I’m doing the NC machining simulator, I have created successfully the swept surface using Frenet frame. Now, the next work is that I have to take the swept surface to intersect stock (representing by Z vectors). My swept surface is series of triangles, and I have known the algorithm of Ray - Triangle intersection.
The problem I got is that how to create a bounding box around a given triangle so that Z vectors which in bounding box would be taken to intersect with that triangle, but it don’t take the Z vectors outside the bounding box to do.
I never do this before, so the term “bounding box” is new to me. Is there any idea ? or a similiar example code would be nice
please, help me
A bounding box is a volume which is big enought to contain each vertex in a set of polygons, but no bigger. Generally there are two classes of bounding boxes: 1) axis aligned bounding boxes, which are always oriented along the cardinal axes (X, Y, Z), and 2) oriented bounding boxes which can be (obviously) oriented arbitrarily.
Because of the restriction, axis aligned bounding boxes are easier to calculate and tested for intersection. The simplest case for calculating an AABB, is to iterate over all vertices involved and expand the box as needed.
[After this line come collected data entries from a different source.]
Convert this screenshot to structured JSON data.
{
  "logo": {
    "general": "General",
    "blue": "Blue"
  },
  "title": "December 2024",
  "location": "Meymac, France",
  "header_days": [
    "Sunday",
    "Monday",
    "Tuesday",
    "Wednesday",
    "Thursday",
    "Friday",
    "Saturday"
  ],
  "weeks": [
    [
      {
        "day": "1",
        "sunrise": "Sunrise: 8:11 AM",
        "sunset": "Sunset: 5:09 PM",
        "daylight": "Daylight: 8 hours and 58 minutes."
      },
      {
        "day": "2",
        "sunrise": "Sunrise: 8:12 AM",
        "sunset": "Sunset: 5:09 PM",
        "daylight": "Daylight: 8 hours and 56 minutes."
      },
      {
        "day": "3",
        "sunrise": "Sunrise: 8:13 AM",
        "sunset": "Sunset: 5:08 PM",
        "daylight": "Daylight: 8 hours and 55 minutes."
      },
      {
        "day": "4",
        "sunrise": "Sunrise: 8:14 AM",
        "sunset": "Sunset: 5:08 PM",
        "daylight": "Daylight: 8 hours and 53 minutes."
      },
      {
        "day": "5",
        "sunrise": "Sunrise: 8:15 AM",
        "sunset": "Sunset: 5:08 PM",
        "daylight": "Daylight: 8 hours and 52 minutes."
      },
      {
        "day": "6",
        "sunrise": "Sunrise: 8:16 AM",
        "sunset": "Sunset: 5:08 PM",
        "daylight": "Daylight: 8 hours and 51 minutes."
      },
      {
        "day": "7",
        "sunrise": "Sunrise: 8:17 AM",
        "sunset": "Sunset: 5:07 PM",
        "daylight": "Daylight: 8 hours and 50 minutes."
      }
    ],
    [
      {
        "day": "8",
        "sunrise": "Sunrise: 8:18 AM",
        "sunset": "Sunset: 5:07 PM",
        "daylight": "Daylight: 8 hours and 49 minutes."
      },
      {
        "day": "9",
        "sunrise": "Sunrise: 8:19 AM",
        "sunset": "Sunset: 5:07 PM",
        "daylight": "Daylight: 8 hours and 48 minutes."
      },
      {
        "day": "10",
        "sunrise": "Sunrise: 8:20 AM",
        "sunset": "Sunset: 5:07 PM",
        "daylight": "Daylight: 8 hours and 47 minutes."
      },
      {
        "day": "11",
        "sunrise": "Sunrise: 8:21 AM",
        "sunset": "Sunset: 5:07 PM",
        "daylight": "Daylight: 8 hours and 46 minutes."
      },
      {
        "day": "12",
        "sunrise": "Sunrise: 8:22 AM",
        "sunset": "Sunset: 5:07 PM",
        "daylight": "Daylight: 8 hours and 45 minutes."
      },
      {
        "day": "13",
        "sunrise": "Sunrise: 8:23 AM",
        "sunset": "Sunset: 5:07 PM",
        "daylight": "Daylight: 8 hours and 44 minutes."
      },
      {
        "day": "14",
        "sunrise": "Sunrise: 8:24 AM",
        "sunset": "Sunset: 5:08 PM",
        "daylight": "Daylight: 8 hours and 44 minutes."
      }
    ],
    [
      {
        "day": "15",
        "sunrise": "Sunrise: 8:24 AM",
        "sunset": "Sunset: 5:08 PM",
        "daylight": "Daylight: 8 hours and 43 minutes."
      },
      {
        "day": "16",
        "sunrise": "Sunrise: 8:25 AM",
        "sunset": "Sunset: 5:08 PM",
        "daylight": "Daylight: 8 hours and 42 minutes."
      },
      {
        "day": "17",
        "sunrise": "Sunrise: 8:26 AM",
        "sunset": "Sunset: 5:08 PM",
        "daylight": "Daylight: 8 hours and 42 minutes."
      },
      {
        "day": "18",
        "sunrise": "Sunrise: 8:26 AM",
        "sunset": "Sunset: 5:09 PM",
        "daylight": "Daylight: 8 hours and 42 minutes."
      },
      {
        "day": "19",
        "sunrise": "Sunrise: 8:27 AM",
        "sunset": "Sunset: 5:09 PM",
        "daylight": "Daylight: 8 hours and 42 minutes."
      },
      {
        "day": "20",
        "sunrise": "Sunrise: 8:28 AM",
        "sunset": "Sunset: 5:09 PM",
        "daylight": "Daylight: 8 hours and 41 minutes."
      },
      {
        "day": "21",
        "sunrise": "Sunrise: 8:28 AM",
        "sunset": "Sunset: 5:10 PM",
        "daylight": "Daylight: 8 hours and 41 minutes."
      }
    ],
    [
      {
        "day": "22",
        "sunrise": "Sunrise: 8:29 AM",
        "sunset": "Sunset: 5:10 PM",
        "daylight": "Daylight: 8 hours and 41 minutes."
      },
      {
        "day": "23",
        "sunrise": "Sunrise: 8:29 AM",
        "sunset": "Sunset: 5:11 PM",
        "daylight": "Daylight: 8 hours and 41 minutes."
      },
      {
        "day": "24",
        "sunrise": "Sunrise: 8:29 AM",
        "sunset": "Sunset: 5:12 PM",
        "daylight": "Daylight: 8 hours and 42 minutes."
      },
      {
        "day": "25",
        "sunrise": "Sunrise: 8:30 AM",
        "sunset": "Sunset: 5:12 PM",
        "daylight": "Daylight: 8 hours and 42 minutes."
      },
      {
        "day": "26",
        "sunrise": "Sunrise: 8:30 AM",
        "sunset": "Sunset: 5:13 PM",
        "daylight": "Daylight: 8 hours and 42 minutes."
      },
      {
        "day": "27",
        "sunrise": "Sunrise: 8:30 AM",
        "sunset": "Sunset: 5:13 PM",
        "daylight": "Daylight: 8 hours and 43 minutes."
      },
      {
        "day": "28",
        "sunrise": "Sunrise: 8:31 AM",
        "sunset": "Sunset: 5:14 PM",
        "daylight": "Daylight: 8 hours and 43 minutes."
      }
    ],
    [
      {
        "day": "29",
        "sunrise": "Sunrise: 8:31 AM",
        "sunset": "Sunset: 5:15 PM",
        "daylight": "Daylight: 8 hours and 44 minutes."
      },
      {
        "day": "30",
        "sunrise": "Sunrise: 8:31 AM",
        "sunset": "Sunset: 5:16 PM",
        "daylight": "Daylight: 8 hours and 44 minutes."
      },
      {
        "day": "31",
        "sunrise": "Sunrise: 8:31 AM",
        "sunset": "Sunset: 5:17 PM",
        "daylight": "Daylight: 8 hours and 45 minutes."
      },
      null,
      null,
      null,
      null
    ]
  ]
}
Here is pseudo-code for calculating an AABB.
// min = minium coordinate of the box
// max = maxium coordinate of the box
Point min = V;
Point max = V;
for (i = 1; i < n; ++i)
if ( V[i].x < min.x ) min.x = V[i].x;
if ( V[i].y < min.y ) min.y = V[i].y;
if ( V[i].z < min.z ) min.z = V[i].z;
if ( V[i].x > max.x ) max.x = V[i].x;
if ( V[i].y > max.y ) max.y = V[i].y;
if ( V[i].z > max.z ) max.z = V[i].z;
Oriented bounding boxes are more complicated to calculate. Check for web resources if you wish to know.
I hope this helped.
A bounding sphere will work faster.
It’s a bit trickier to find a sphere, but it’s a lot easier and faster to check ray-sphere intersection. I’m sure you’ll find some whitepapers about bounding spheres easy enough.
One word of advice: creating one bounding box for every triangle will slow your application down. Bounding boxes/spheres are meant to contain many triangles (usually entire objects, fragments of objects or even groups of objects).
For collision detection (physics or AI) it’s usually best to have 3-5 triangles in one bounding sphere or 5-10 triangles in one bounding box at least. And of course you put 5-10 of these bounding boxes/spheres into another, larger bounding box/sphere and so on, until you have one final bounding box/sphere for your entire scene.
For rendering it’s better to have even more triangles in one bouding box, depending on how your vertex data is stored on the GPU. It’s just faster to render 1000 polygons with one draw call than even 100 polygons with 10 draw calls (10*10).
Note that all the Z rays are parallel, and in the Z direction only. Bounding box tests will actually probably be faster. However, it will probably be even faster to map the triangles onto the stock, instead of the other way around. In this special case, all he really wants is a depth buffer, as seen from the stocks Z direction point of view.
what jwatte said is really hard to understand, because I’m not good at OpenGL, I just experience it for 2 months. An example code would be nice :).